OH Dire Misfortune! 'twas a cruel Fate
Should make her wit the object of its hate.
Death surely hath no mercy in his sting,
To noose a Princess in a Hempen String.
Had he or manners, or a sharpen'd Dart,
He had e're now surpriz'd her Martial heart;
And not admitted her in all the throng
Of Beauties, to ride Conqueress so long:
But he in policy observ'd her will,
Spar'd her to send more Grists unto his Mill;
For she, whose Beauty lay within her pate,
Slew more by Love, then Death could slay by hate.
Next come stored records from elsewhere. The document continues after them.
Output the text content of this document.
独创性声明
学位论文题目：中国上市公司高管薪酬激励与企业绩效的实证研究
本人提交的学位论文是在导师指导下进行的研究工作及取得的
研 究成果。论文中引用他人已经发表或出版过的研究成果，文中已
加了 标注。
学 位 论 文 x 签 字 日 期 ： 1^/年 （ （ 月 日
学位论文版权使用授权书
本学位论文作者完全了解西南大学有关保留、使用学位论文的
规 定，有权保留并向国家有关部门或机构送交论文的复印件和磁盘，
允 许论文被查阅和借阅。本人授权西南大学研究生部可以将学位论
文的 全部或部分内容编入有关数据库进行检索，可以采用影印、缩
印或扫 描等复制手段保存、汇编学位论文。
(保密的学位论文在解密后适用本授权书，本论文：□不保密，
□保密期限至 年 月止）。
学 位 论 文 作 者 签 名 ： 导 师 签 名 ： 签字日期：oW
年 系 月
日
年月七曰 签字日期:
But yet we see in vain it is to groan,
The Gallows, and the Grave, refuseth none.
Nor let the Reader now exalt his horn,
None know their Doom so soon as they are born.
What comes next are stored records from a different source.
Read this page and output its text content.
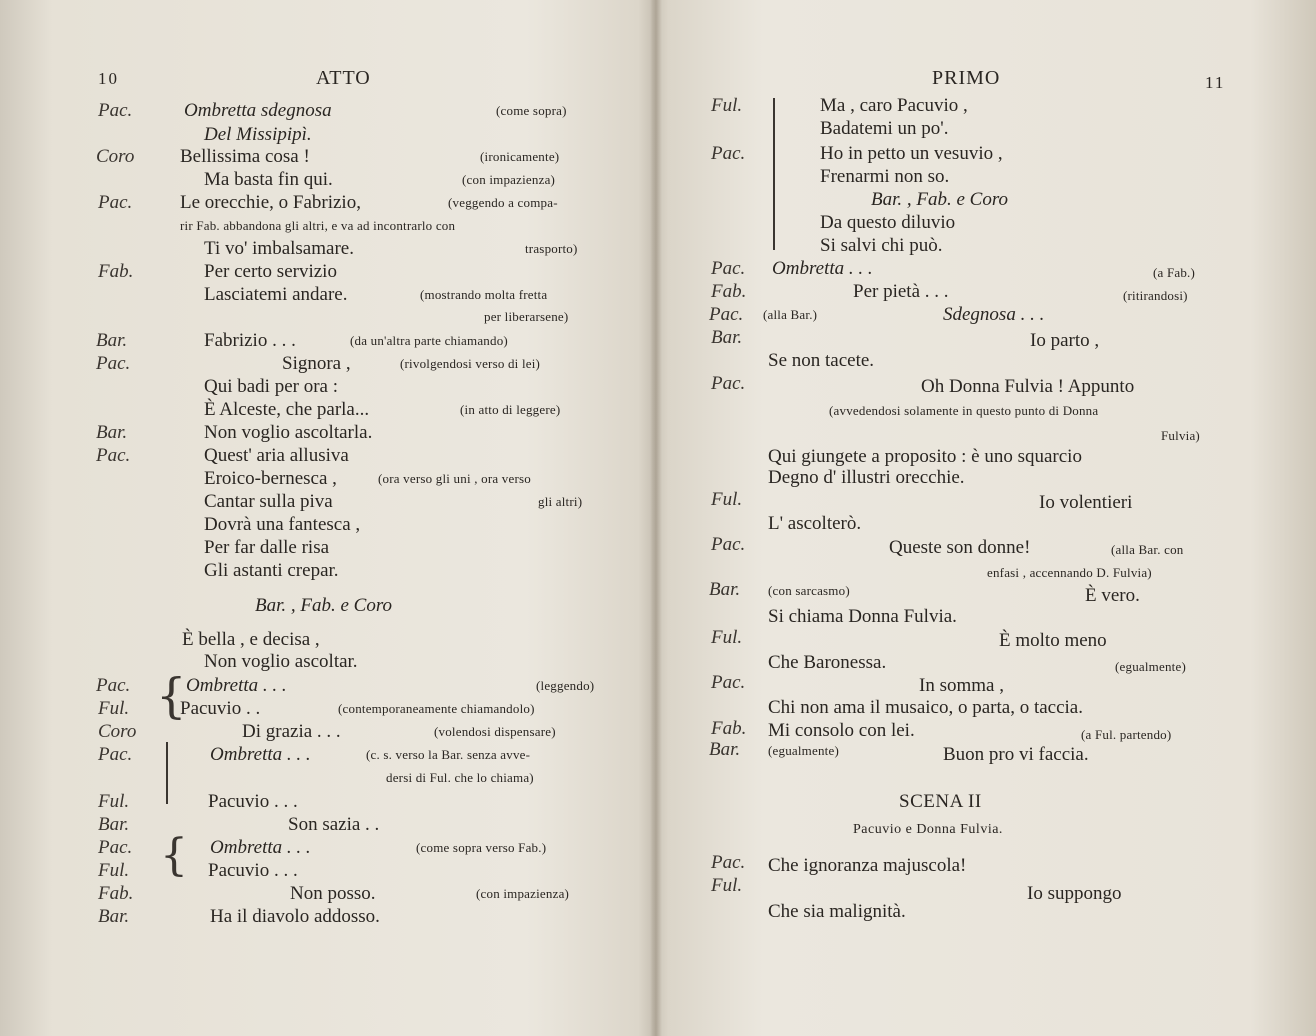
10	ATTO
Pac.	Ombretta sdegnosa	(come sopra)
Del Missipipì.
Coro Bellissima cosa !	(ironicamente)
Ma basta fin qui.	(con impazienza)
Pac.	Le orecchie, o Fabrizio,	(veggendo a compa-
rir Fab. abbandona gli altri, e va ad incontrarlo con
Ti vo' imbalsamare.	trasporto)
Fab.	Per certo servizio
Lasciatemi andare.	(mostrando molta fretta
per liberarsene)
Bar.	Fabrizio . . .	(da un'altra parte chiamando)
Pac.	Signora ,	(rivolgendosi verso di lei)
Qui badi per ora :
È Alceste, che parla...	(in atto di leggere)
Bar.	Non voglio ascoltarla.
Pac.	Quest' aria allusiva
Eroico-bernesca ,	(ora verso gli uni , ora verso
Cantar sulla piva	gli altri)
Dovrà una fantesca ,
Per far dalle risa
Gli astanti crepar.
Bar. , Fab. e Coro
È bella , e decisa ,
Non voglio ascoltar.
Pac.	Ombretta . . .	(leggendo)
Ful.	Pacuvio . .	(contemporaneamente chiamandolo)
Coro	Di grazia . . .	(volendosi dispensare)
Pac.	Ombretta . . .	(c. s. verso la Bar. senza avve-
dersi di Ful. che lo chiama)
Ful.	Pacuvio . . .
Bar.	Son sazia . .
Pac.	Ombretta . . .	(come sopra verso Fab.)
Ful.	Pacuvio . . .
Fab.	Non posso.	(con impazienza)
Bar.	Ha il diavolo addosso.
{
{
PRIMO	11
Ful.	Ma , caro Pacuvio ,
Badatemi un po'.
Pac.	Ho in petto un vesuvio ,
Frenarmi non so.
Bar. , Fab. e Coro
Da questo diluvio
Si salvi chi può.
Pac. Ombretta . . .	(a Fab.)
Fab.	Per pietà . . .	(ritirandosi)
Pac. (alla Bar.)	Sdegnosa . . .
Bar.	Io parto ,
Se non tacete.
Pac.	Oh Donna Fulvia ! Appunto
(avvedendosi solamente in questo punto di Donna
Fulvia)
Qui giungete a proposito : è uno squarcio
Degno d' illustri orecchie.
Ful.	Io volentieri
L' ascolterò.
Pac.	Queste son donne!	(alla Bar. con
enfasi , accennando D. Fulvia)
Bar. (con sarcasmo)	È vero.
Si chiama Donna Fulvia.
Ful.	È molto meno
Che Baronessa.	(egualmente)
Pac.	In somma ,
Chi non ama il musaico, o parta, o taccia.
Fab. Mi consolo con lei.	(a Ful. partendo)
Bar. (egualmente)	Buon pro vi faccia.
SCENA II
Pacuvio e Donna Fulvia.
Pac. Che ignoranza majuscola!
Ful.	Io suppongo
Che sia malignità.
And who is he that dares to have the skill
To judge who next shall ride up Holborn-Hill?
Nor is it much material; Fate, we know,
More ways then one unto the Grave can show;
Some by Beheading, some by a Surprize;
Some by those Darts shot from their Ladies Eyes:
Nor has the Gallow-Tree been ill adorn'd,
Lords, Knights and Gentlemen, have there bin scorn'd:
'Tis not the manner of their Deaths that die,
That make them odious, but their Obloquie.
Detracting from good breeding, looks more black
Then many faults, in them good breeding lack.
The world miscall'd her Cheat; when as her strife
Was to act Natures part, preserve her life:
Or if it was her Genius to approve
O'th' Female Craft, its Sentiments of Love.
Who can ill language on her Craft bestow,
In seeking to have two strings to her Bow?
Thus Fate with Ignominy doth reward
Those daring Souls, that seldom have regard
To the success of what they undertake,
And turns a Golden Wedge into a Stake
'Twas Canterbury, that thrice-happy Earth,
Grew proud, because it chanc't to give her birth.
Her Father, though but mean by Pedigree,
Liv'd well belov'd in that most spacious See;
And she grown up to years, acquiring man,
Improv'd, till she was Metropolitan:
Yet her cross stars too suddenly have hurld
Her parts from hence, into another World.

HER EPITAPH.

HEre lieth one was hurried hence,
To make the World a recompence
For Actions wrought by Wit and Lust,
Whose Closet now is in the Dust.
Then let her sleep, for she has Wit
Will give Disturbers Hit for Hit.
FINIS.

LONDON: Printed for Samuel Speed, 1673.